I camped here once, under the tamarisk trees with a handful of other people doing the same thing, and nobody stopped any of us. It’s free, it’s allowed, and the spring water means you genuinely don’t need to carry much in beyond food. I’d still bring water shoes or a decent pair of sandals regardless of how you arrive — the pebbles shift underfoot in places, and a few patches are sharp enough that bare feet aren’t much fun.
Getting There: By Boat From Sfakia or Loutro, or on Foot Along the E4
From Chora Sfakion, small taxi boats run regularly through the day, the crossing taking ten to fifteen minutes and costing somewhere around three to four euros each way depending on the season and who’s running the boat that day. From Loutro, the same kind of boat covers the distance just as quickly. If you’re driving from Chania, you’ll park in Chora Sfakion and finish the trip by boat or on foot — there’s no way to drive any closer.
The hike from Chora Sfakion runs around 30 to 45 minutes along the E4 trail, steep and rocky in stretches; from Loutro, plan on closer to an hour, with a section that runs right along a cliff edge narrow enough that I wouldn’t recommend it if heights genuinely bother you. Both paths are well maintained as part of the wider E4 network, and neither is technically dangerous if you take your time and wear proper shoes.

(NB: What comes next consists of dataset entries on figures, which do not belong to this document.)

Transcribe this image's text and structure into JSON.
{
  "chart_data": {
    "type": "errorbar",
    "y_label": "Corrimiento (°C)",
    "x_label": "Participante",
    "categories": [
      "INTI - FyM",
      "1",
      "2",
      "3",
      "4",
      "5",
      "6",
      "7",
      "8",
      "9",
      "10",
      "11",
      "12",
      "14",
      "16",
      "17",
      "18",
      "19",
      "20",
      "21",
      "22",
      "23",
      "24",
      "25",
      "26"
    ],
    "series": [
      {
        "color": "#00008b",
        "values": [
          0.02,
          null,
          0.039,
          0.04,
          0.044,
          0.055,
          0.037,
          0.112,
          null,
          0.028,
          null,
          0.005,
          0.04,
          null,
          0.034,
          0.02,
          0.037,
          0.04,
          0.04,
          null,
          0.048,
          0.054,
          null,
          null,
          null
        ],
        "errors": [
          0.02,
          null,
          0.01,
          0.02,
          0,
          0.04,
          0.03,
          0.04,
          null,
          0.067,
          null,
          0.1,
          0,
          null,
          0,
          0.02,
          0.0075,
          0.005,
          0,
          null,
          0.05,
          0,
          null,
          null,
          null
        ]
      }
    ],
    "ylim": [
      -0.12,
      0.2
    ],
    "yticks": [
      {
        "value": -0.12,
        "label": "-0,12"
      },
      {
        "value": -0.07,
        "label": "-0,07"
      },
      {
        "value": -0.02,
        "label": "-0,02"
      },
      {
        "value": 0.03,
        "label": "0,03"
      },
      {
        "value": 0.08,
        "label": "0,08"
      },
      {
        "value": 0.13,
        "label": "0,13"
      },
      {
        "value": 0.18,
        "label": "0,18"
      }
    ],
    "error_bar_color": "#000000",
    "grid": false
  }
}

The Beach: Pebbles and Smooth Stones, Cold Clear Water, Three Smaller Coves Close By
The beach itself runs around 400 metres, pebbles and larger smooth stones rather than sand, the water some of the clearest I found anywhere on Crete — clear enough that snorkelling along the rocky margins turned up fish and underwater rock formations without much effort on my part. The seabed deepens quickly in places, so I’d keep a closer eye on less confident swimmers than I might at a gentler, sandier beach.
A trio of smaller, even quieter coves — Small Perivolaki, Large Perivolaki, and Timios Stavros — sit further west along the same trail toward Loutro, popular with naturists and snorkellers specifically because they’re harder to reach and carry no facilities at all. I walked through all three on my way back from Glyka Nera one afternoon and found each one almost entirely empty, which felt like its own small reward for the extra effort.
Glyka Nera, between Chora Sfakion and Loutro on Crete’s south coast, earns its name honestly: freshwater springs bubble straight up through the pebbles, cold enough to keep the sea noticeably cooler here than anywhere nearby, and clean enough to drink directly from a hand-dug pit in the sand. No road reaches it — boat or a cliffside hike are the only ways in. A rock-top taverna, rented sunbeds near it, tamarisk shade further along, an open and unbothered nudist stretch toward the east end, and camping that’s both free and genuinely common. Three smaller, quieter coves sit a short walk further along the same trail toward Loutro for anyone wanting even more solitude.
Take the boat from Sfakia or Loutro for the easy way in, or walk the E4 trail if you want the harder, more memorable route. Bring water shoes. Dig your own small pit in the pebbles and try the spring water — it’s genuinely worth doing once.